Like him, I would rely on this simple instruction: make tiny changes to Earth. And I’d write it there on the forearm where the veins show through and lifeblood peeks out.
The writing of this particular message carried an even deeper meaning since I decided to incorporate some of Finlay’s ashes into the ink.
Hutchison’s few words slowly grew into a palimpsest where the surface message of pragmatic self-preservation covers a magical incantation aimed at protecting me from harm, and, beneath that, the ashes of my little boy write something imperceptible that radiates nonetheless with profound perspicacity.
Unlike the shoulder, with its muscle used for shouldering all sorts of burdens, the underside of the forearm is rather muscle-less. The skin there is thin, and the pain of the tattoo reveals that thinness.

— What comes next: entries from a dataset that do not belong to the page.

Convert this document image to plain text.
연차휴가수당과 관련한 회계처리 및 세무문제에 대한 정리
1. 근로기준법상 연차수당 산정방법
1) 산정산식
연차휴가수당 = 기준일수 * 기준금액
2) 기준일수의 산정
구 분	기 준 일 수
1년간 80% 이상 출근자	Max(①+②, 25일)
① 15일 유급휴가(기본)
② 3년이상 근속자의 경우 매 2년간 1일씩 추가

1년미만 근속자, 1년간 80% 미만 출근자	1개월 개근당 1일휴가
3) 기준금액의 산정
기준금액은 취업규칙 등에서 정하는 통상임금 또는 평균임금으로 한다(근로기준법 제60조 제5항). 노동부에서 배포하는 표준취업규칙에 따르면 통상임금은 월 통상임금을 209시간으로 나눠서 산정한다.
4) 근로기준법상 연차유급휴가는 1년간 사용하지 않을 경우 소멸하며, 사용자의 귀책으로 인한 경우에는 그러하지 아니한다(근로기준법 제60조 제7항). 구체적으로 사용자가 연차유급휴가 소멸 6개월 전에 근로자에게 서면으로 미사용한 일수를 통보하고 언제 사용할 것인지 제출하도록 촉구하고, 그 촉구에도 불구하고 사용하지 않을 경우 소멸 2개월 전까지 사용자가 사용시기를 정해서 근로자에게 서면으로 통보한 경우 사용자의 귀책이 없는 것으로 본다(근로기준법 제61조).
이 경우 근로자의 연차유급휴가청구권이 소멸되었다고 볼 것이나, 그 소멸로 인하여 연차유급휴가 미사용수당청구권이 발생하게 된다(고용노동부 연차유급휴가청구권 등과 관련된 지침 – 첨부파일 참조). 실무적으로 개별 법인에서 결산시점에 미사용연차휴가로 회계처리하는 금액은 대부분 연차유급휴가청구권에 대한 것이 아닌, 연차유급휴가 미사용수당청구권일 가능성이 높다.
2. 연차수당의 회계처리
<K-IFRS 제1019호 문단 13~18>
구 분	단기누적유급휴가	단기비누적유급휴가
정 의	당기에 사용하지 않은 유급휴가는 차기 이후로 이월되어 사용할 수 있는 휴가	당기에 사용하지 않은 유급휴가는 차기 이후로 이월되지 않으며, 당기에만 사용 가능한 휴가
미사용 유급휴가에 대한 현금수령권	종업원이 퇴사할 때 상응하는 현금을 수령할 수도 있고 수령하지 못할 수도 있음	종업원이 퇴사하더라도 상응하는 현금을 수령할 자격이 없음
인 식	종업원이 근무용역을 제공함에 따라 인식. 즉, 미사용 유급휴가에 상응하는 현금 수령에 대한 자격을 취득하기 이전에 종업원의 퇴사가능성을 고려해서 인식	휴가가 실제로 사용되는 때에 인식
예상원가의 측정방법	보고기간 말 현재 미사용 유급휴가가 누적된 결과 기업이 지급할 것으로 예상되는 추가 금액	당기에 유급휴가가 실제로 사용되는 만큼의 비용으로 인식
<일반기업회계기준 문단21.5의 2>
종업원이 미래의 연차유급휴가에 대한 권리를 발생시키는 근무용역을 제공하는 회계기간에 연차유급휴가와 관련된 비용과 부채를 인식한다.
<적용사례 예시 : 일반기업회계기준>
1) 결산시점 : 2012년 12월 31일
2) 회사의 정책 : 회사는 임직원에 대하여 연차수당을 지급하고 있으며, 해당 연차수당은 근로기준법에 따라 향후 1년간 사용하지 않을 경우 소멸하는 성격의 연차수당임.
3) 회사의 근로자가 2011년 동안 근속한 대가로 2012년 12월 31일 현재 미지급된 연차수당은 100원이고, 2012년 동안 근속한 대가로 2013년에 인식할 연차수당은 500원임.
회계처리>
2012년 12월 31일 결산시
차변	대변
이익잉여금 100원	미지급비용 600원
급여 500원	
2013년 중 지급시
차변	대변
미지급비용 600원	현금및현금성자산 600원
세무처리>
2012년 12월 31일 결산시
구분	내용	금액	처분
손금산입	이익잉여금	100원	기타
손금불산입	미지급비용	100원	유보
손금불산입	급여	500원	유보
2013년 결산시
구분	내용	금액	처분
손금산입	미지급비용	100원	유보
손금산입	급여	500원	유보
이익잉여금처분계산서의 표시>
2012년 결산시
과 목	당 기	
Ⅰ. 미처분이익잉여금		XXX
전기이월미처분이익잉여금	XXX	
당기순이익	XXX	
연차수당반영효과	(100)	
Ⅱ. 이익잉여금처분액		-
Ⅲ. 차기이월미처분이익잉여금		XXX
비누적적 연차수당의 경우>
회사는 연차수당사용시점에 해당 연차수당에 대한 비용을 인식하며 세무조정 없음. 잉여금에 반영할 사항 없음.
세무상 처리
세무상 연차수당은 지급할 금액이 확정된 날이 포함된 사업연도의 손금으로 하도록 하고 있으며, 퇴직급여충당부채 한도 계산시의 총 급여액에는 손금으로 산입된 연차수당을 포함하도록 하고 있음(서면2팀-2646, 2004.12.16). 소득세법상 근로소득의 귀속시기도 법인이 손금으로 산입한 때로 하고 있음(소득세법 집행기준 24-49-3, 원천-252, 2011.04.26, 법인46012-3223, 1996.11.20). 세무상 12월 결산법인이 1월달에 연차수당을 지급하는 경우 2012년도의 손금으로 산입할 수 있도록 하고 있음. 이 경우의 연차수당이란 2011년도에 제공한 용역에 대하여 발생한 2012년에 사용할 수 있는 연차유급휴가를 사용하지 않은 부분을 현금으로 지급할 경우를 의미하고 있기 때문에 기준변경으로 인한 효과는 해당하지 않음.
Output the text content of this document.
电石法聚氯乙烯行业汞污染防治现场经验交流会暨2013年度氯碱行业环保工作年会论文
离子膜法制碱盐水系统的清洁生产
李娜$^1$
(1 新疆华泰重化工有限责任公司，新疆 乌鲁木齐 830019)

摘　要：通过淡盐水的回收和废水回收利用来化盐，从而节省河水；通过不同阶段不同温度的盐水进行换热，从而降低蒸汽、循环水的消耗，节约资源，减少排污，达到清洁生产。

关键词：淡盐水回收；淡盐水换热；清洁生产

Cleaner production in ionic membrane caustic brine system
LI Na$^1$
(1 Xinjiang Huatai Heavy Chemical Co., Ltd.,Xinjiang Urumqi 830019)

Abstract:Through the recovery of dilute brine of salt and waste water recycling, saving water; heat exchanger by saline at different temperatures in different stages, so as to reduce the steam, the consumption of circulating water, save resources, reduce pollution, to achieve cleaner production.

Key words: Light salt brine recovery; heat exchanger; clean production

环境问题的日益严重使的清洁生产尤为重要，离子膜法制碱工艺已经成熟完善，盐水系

Again, though, the pain here is a careful one, one chosen and designed for a longer, ongoing art project, and I think this fact helped to remind me of pain’s many purposes.
The body senses an invasion or abnormal sensation. It sends information to the brain, as if to say, “Alert: something is not right. Please instruct.”
Framed within this ongoing tattoo project, however, the brain responds calmly: “Patience. This sensation creates space to think.”
The hurt of it all is transfigured into an ascetic revelation of the body’s ability to absorb unwanted sensations and turn them into lived knowledge.
Recently, Joanne and I welcomed our third son into the world. Mid-way through the pregnancy, we discovered that the baby has a complex congenital heart defect, and thus we prepared for a turbulent entry into the world managed by many doctors and nurses.
The little boy, Ren, spent the first eleven days of his life in the hospital.
On day 5, a stent was placed in his heart to keep him alive. Since then, he has had two more hospitalizations and repeat catheterizations in order to prepare him for a major surgery at four months of age.
Around four years of age, he’ll have another major surgery, and he may need a heart transplant at some point in his life.
The words on my left bicep ring out: not to be unworthy of what happens to us.
I have yet to sit for a tattoo that will honor Ren’s early struggles, but I will eventually do so. When I do, I will let the pain of the experience unify the lives and deaths of my three sons– Finlay, Phalen, and Ren–into the thick present of the tattooing experience.
Before that time, I’ll attend closely to the pains I endure, both physical and psychical, and attempt to keep in mind the knowledge that pain comes in all forms.
While there are many pains that we do not want, many that we would never wish upon our worst enemies, there are certain kinds of pain that open up perspectives to broader horizons.
These other pains, which I think of as careful pains, pains yoked to the empathetic acts of caring for self and others, serve as major assets in the ongoing craft of grief work.
In my case, the exquisite pain of tattooing and the planning of my life-long body gardening project helps me to distill the knowledge I’ve gained thus far.
The tattoo I get for Ren will continue this work, as will all the tattoos I get in the future for reasons I can hardly imagine.
Perhaps you, too, will experiment with this kind of careful pain. Might we think of tattooing in the wake of grief as a curatorial experience geared toward writing an epidermal history of our losses?
This writing both records the loss(es) and shines a light outward toward the future.
The wound of the tattoo, to paraphrase Rumi, marks the point where the light enters. Thus, we can imagine a lightgarden written with ink on the skin, an ongoing monument to the merger of light and dark that marks the experience of finitude and the human experience.